# Helper Functions

## Imports and Setup

In [9]:
import pandas as pd
import matplotlib.pyplot as plt
import seaborn as sns

## Customize BERTopic

In [64]:
from sentence_transformers import SentenceTransformer
from umap import UMAP
from hdbscan import HDBSCAN

from sklearn.feature_extraction.text import CountVectorizer
from nltk.corpus import stopwords

from bertopic import BERTopic

def run_custom_BERTopic(docs=[], 
                        embedding_model=SentenceTransformer("all-MiniLM-L6-v2"), 
                        vectorizer_model=CountVectorizer(ngram_range=(1, 2), stop_words=list(stopwords.words('english'))),
                        min_cluster_size=10, min_samples=10,
                       ):

    # n_neighbors identifies the kth nearest neighbors (Default is 15, recommended between 3 and 5)
    # n_components represents the reduced dimension space we embed the data into (Default is 2)
    # min_dist controls the minimum distance points are allowed to be in the final low dimensional representation (Default set to 0.1)
    
    #setting a random state allows us to fully reproduce the results each time we run the model. prevents stochastic behavior. (https://umap-learn.readthedocs.io/en/latest/reproducibility.html)
    umap_model = UMAP(n_neighbors=3, n_components=2, min_dist=0.1, random_state=42)
    
    # min_cluster_size is the minimum # of points required for a cluster. It is set to 5/10 by default, and has a min. value of 2.
    # min_samples is the minimum # of points required to form a core within a cluster. It is set to min_cluster_size by default, and has a min. value of 1.
    #      Core points are data points that have at least min_samples neighbors within a specified radius.
    #      In other words, min_samples influences how densely points must be distributed within a cluster
    
    # Summary: min_cluster_size filters out small clusters based on the number of samples they contain, while min_samples controls the density of clusters by specifying the minimum number of neighbors required for a point to be considered a core point. 
    
    # allow_single_cluster is set to true to see if a single overriding cluster exists.
    # The gen_min_span_tree and prediction_data params are required for integrating with BERTopic and visualizing clusters later on.
    hdbscan_model = HDBSCAN(min_cluster_size=min_cluster_size, min_samples=min_samples,
                            allow_single_cluster=True,
                            gen_min_span_tree=True,
                            prediction_data=True)
    
    
    model = BERTopic(
        umap_model=umap_model,
        hdbscan_model=hdbscan_model,
        embedding_model=embedding_model,
        vectorizer_model=vectorizer_model,
        top_n_words=5,
        language='english',
        calculate_probabilities=True,
        # verbose=True , uncomment to see progress as the model runs
    )
    
    return model

## Evaluation Metrics

Gathers the following 5 evaluation metrics:

(1) **Coherence (Normalized Pointwise Mutual Information - NPMI)**: (how semantically similar the top words of a topic are)
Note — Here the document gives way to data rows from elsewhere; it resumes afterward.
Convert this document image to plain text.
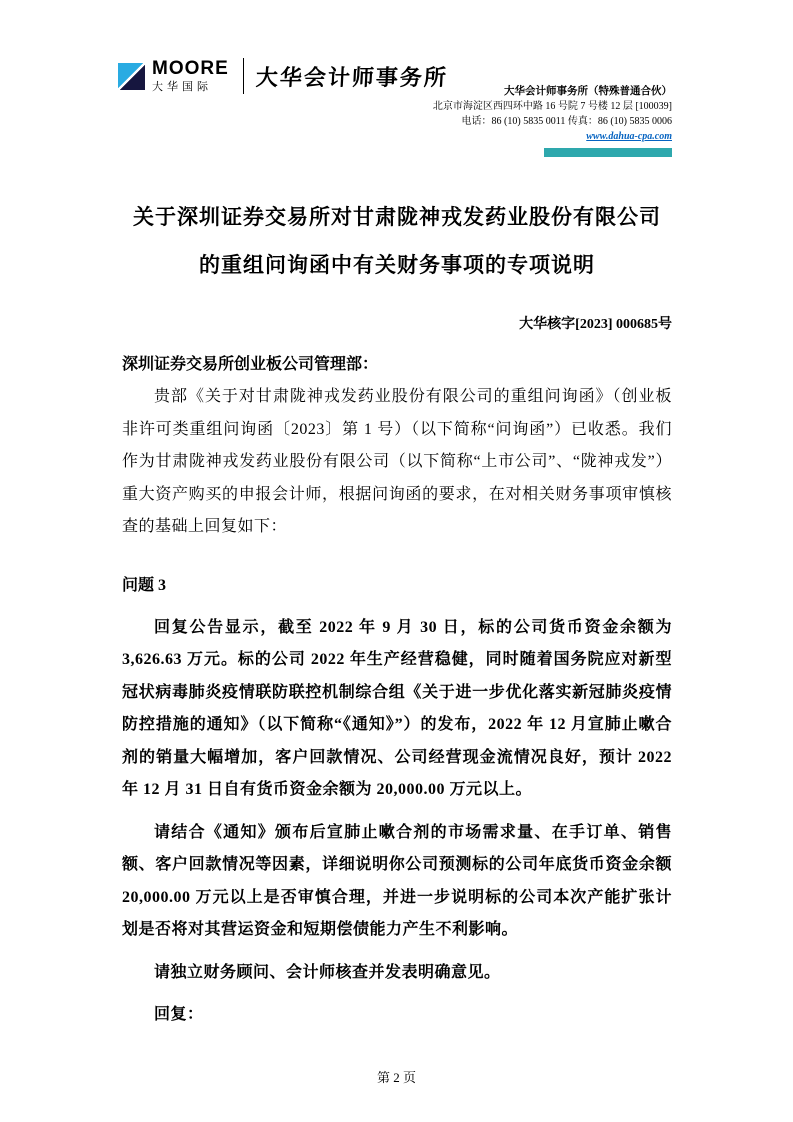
MOORE
大华国际	大华会计师事务所
大华会计师事务所（特殊普通合伙）
北京市海淀区西四环中路 16 号院 7 号楼 12 层 [100039]
电话：86 (10) 5835 0011 传真：86 (10) 5835 0006
www.dahua-cpa.com
关于深圳证券交易所对甘肃陇神戎发药业股份有限公司
的重组问询函中有关财务事项的专项说明
大华核字[2023] 000685号

深圳证券交易所创业板公司管理部：

贵部《关于对甘肃陇神戎发药业股份有限公司的重组问询函》（创业板非许可类重组问询函〔2023〕第 1 号）（以下简称“问询函”）已收悉。我们作为甘肃陇神戎发药业股份有限公司（以下简称“上市公司”、“陇神戎发”）重大资产购买的申报会计师，根据问询函的要求，在对相关财务事项审慎核查的基础上回复如下：

问题 3

回复公告显示，截至 2022 年 9 月 30 日，标的公司货币资金余额为 3,626.63 万元。标的公司 2022 年生产经营稳健，同时随着国务院应对新型冠状病毒肺炎疫情联防联控机制综合组《关于进一步优化落实新冠肺炎疫情防控措施的通知》（以下简称“《通知》”）的发布，2022 年 12 月宣肺止嗽合剂的销量大幅增加，客户回款情况、公司经营现金流情况良好，预计 2022 年 12 月 31 日自有货币资金余额为 20,000.00 万元以上。

请结合《通知》颁布后宣肺止嗽合剂的市场需求量、在手订单、销售额、客户回款情况等因素，详细说明你公司预测标的公司年底货币资金余额 20,000.00 万元以上是否审慎合理，并进一步说明标的公司本次产能扩张计划是否将对其营运资金和短期偿债能力产生不利影响。

请独立财务顾问、会计师核查并发表明确意见。

回复：

第 2 页
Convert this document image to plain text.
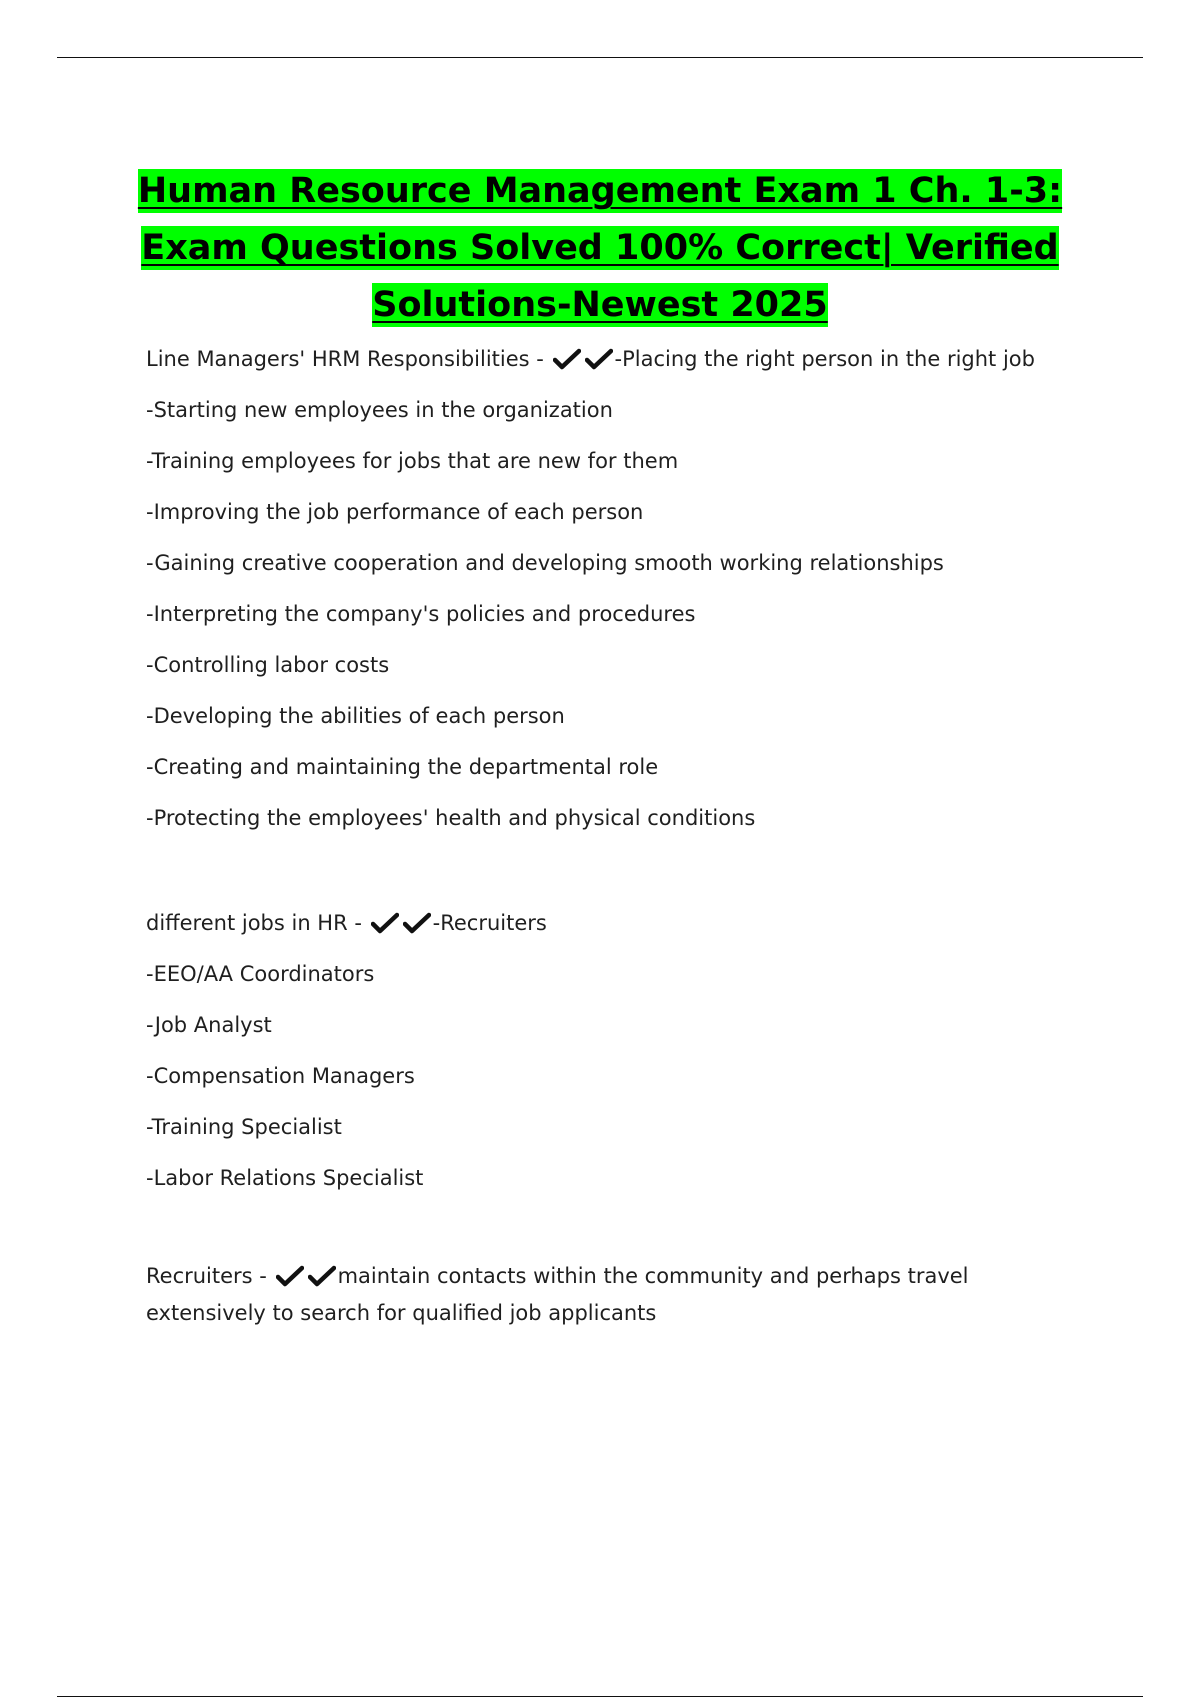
Human Resource Management Exam 1 Ch. 1-3:
Exam Questions Solved 100% Correct| Verified
Solutions-Newest 2025
Line Managers' HRM Responsibilities -	-Placing the right person in the right job
-Starting new employees in the organization
-Training employees for jobs that are new for them
-Improving the job performance of each person
-Gaining creative cooperation and developing smooth working relationships
-Interpreting the company's policies and procedures
-Controlling labor costs
-Developing the abilities of each person
-Creating and maintaining the departmental role
-Protecting the employees' health and physical conditions
different jobs in HR -	-Recruiters
-EEO/AA Coordinators
-Job Analyst
-Compensation Managers
-Training Specialist
-Labor Relations Specialist
Recruiters -	maintain contacts within the community and perhaps travel extensively to search for qualified job applicants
The coherence score of a topic is the average NPMI score for all pairs of words within that topic. The NPMI score for a given pair of words is the joint probability that the two words appear together in the documents divided by the individual probabilities that each word appears in the documents.

$$PMI = log\frac{P(w_{i}, w_{j})}{P(w_{i})P(w_{j})}$$
$$NPMI = \frac{PMI(w_{i}, w_{j})}{-log P(w_{i}, w_{j})}$$

Interpretation:

The normalization adjusts this measurement to give a score between -1 and 1. Higher scores mean the words are more likely to appear together, indicating a more coherent topic.

In [82]:
# Coherence - NPMI
# coherence score of < 0 is very low, indicative that the words across the topics are similar semantically (but this makes sense since all from the same survey?) 

import gensim.corpora as corpora
from gensim.models.coherencemodel import CoherenceModel

from bertopic import BERTopic
from gensim.models import CoherenceModel
from gensim.corpora.dictionary import Dictionary

import os
os.environ["TOKENIZERS_PARALLELISM"] = "false"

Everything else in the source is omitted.